The third thesis of 2011 has been widely debated in the Russian media and a large number of fragments have been shown to bear a significant resemblance to existing academic works, which caused numerous accusations of plagiarism.
On 23 May 2014, the Dissernet community, an informal group of academics and journalists concerned with dissertation plagiarism, declared to have found plagiarism in two previous dissertations by Medinsky, of 1997 and 1999. According to Dissernet's expertise, in the first thesis 87 pages out of 120 have been borrowed from the thesis of Medinsky's scientific advisor S. A. Proskurin. In the second thesis, 21 pages textually coincide with other people's works.

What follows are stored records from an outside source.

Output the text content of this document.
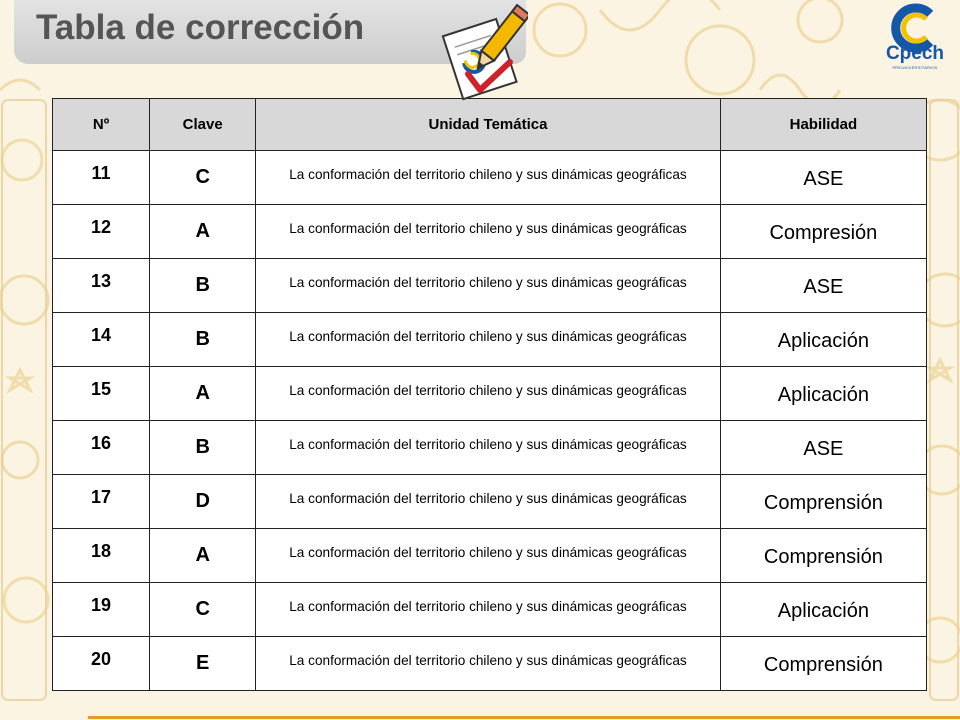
Tabla de corrección
Cpech
PREUNIVERSITARIOS
Nº	Clave	Unidad Temática	Habilidad
11	C	La conformación del territorio chileno y sus dinámicas geográficas	ASE
12	A	La conformación del territorio chileno y sus dinámicas geográficas	Compresión
13	B	La conformación del territorio chileno y sus dinámicas geográficas	ASE
14	B	La conformación del territorio chileno y sus dinámicas geográficas	Aplicación
15	A	La conformación del territorio chileno y sus dinámicas geográficas	Aplicación
16	B	La conformación del territorio chileno y sus dinámicas geográficas	ASE
17	D	La conformación del territorio chileno y sus dinámicas geográficas	Comprensión
18	A	La conformación del territorio chileno y sus dinámicas geográficas	Comprensión
19	C	La conformación del territorio chileno y sus dinámicas geográficas	Aplicación
20	E	La conformación del territorio chileno y sus dinámicas geográficas	Comprensión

On 3 October 2017 the top Russian academic council recommended revoking Medinsky's 2011 doctorate. However, on 20 October 2017 a committee of a government agency that oversees the awarding of higher academic degrees ruled in the minister's favour by 16 to 6.

Views

Medinsky has been described as a "nationalist enamoured of classicism and traditional values."

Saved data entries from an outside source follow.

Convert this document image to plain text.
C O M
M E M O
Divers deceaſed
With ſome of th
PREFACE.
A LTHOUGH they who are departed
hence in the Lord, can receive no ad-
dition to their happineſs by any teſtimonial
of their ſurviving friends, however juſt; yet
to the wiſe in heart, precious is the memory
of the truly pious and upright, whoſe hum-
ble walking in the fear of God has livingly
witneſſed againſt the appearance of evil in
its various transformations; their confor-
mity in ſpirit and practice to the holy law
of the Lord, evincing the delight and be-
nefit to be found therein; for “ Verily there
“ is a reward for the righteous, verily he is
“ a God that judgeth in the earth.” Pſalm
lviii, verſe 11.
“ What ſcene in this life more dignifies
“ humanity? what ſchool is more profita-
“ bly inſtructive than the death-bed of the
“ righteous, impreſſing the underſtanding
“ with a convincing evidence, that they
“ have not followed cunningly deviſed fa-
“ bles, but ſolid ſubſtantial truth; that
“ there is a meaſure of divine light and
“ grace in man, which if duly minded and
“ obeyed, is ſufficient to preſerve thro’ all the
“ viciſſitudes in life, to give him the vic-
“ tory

Vladimir Medinsky supports the removal of Vladimir Lenin's body from the Lenin's Mausoleum to bury it.
Medinsky believes that Stalin statues should be erected in places where the majority of local people are in favour.
In 2013, Medinsky's Culture Ministry proposed an updated cultural policy blueprint. Calling for "a rejection of the principles of tolerance and multiculturalism", it emphasizes Russian "traditional values" and cautions against "pseudo-art" that may be at variance with those values.
In 2015, Medinsky called for the creation of a Russian "patriotic Internet" to combat Western ideas, adding that those who are against Russia are against the truth.
In 2019, Medinsky called the Chernobyl series “Masterfully made” and “filmed with great respect for ordinary people”. Medinsky's father was one of the Chernobyl liquidators.